As Cell says above you are now getting into assuming what people think and their motives,
as someone who has travelled to the Ukraine, travelled over 200 miles to London a few times,
i have many certificates we started collecting (IN PERSON) from the 80's from various records offices, i like to think i can calculate what in MY OPINION is VFM,
i do a lot of my research online now and yes would be great if EVERYTHING was cheaper, i am pretty sure those years ago for many of these certificates i have the cost was £10 maybe more? so the cost under the new prices delivered is still cheaper,
i just think your assumption because others have a different view and are naive is unfair.
Les of course you are entitled to make your own mind up, and disagree with my own views until the cows come home, I respect that, if you think I was making an assumption of naivity that, in yourself at least, was misplaced, well apologise, not my intention there at all.
I do rather think the fact the certs once cost more is a bit misleading though. These prices may have been fair when technology meant the current system or ones predating it were the only option available. But in this day and age when they could digitise every certificate, the overheads of storing and producing copies of the information, could be bought down dramaticaly to virtually nil, and we should be asking serious question why this hasn't happened yet, when it has elsewhere. I know various projects have tried and failed. I think the excuse given in one was unlike Scotland the registers couldn't be scanned properly because of their binding. However Ancestry have plenty of post 1837 marriage registers scanned online for London, Family Search have just put a load on, very good quality for Norfolk. They seemed to manage alright!
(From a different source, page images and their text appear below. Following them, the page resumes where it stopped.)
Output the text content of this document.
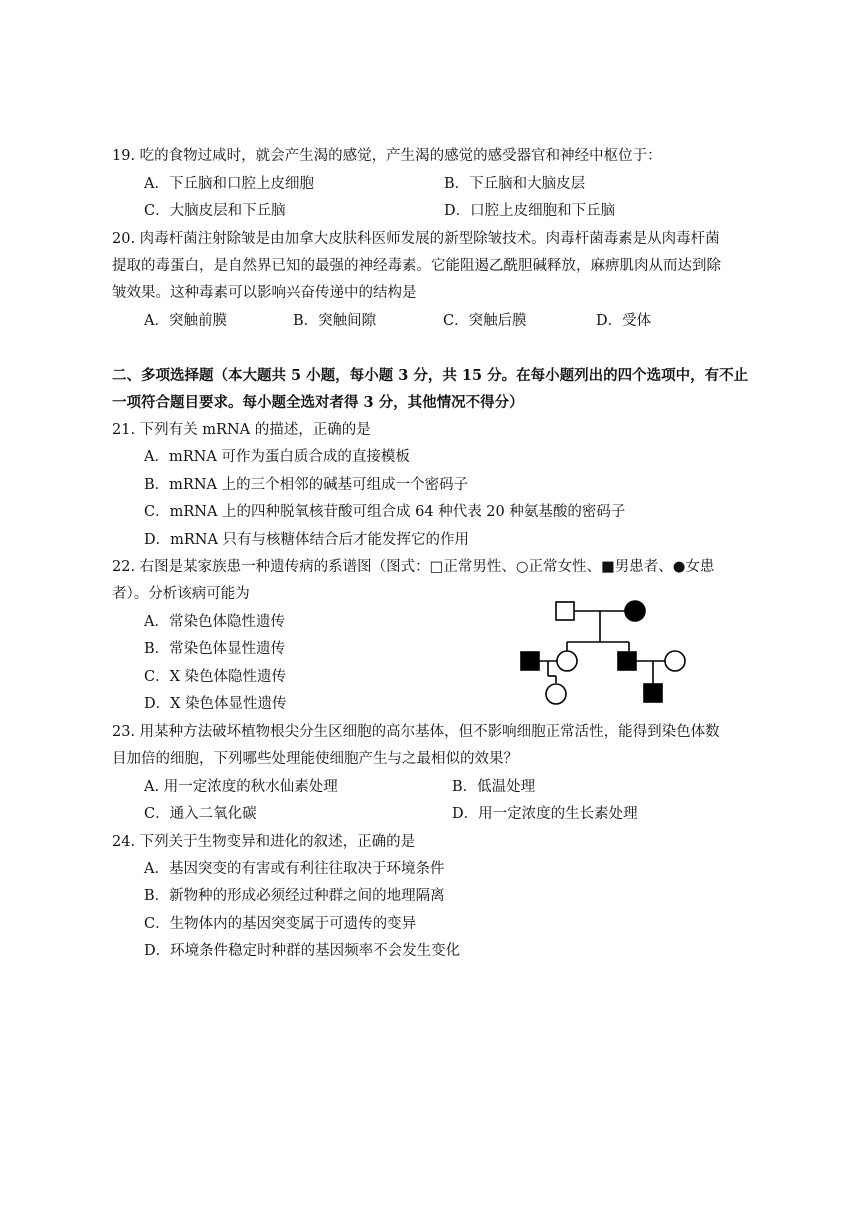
19. 吃的食物过咸时，就会产生渴的感觉，产生渴的感觉的感受器官和神经中枢位于：
A．下丘脑和口腔上皮细胞	B．下丘脑和大脑皮层
C．大脑皮层和下丘脑	D．口腔上皮细胞和下丘脑
20. 肉毒杆菌注射除皱是由加拿大皮肤科医师发展的新型除皱技术。肉毒杆菌毒素是从肉毒杆菌
提取的毒蛋白，是自然界已知的最强的神经毒素。它能阻遏乙酰胆碱释放，麻痹肌肉从而达到除
皱效果。这种毒素可以影响兴奋传递中的结构是
A．突触前膜	B．突触间隙	C．突触后膜	D．受体
二、多项选择题（本大题共 5 小题，每小题 3 分，共 15 分。在每小题列出的四个选项中，有不止
一项符合题目要求。每小题全选对者得 3 分，其他情况不得分）
21. 下列有关 mRNA 的描述，正确的是
A．mRNA 可作为蛋白质合成的直接模板
B．mRNA 上的三个相邻的碱基可组成一个密码子
C．mRNA 上的四种脱氧核苷酸可组合成 64 种代表 20 种氨基酸的密码子
D．mRNA 只有与核糖体结合后才能发挥它的作用
22. 右图是某家族患一种遗传病的系谱图（图式：□正常男性、○正常女性、■男患者、●女患
者）。分析该病可能为
A．常染色体隐性遗传
B．常染色体显性遗传
C．X 染色体隐性遗传
D．X 染色体显性遗传
23. 用某种方法破坏植物根尖分生区细胞的高尔基体，但不影响细胞正常活性，能得到染色体数
目加倍的细胞，下列哪些处理能使细胞产生与之最相似的效果？
A. 用一定浓度的秋水仙素处理	B．低温处理
C．通入二氧化碳	D．用一定浓度的生长素处理
24. 下列关于生物变异和进化的叙述，正确的是
A．基因突变的有害或有利往往取决于环境条件
B．新物种的形成必须经过种群之间的地理隔离
C．生物体内的基因突变属于可遗传的变异
D．环境条件稳定时种群的基因频率不会发生变化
I think I'm being misunderstood a fair bit, perhaps my own fault in not making my position clear enough. As an amateur genealogist I'd be totally happy to pay nine pounds a cert if I thought all that money was neccesary to preserve our history and for them to break even or even make a profit. That is not happening now, when they are already what 6 times the price of Scottish certs, they are losing money hand over fist by the sound of it. So will hiking the price and hitting the poor consumer help that?
I truly 100% believe they will make FAR more money than they ever do now once they have switched to a Scotlands People type online system, for historical certs at least. They will be happier, we will be happier. Everyones happy. As a Tax Payer, I'm happy to fund that through my taxes, OR If that is not a view shared in the wider community, I'd be equally happy to fund that through paying extra, temporarily for my certs. But lets at least start moving in the right direction.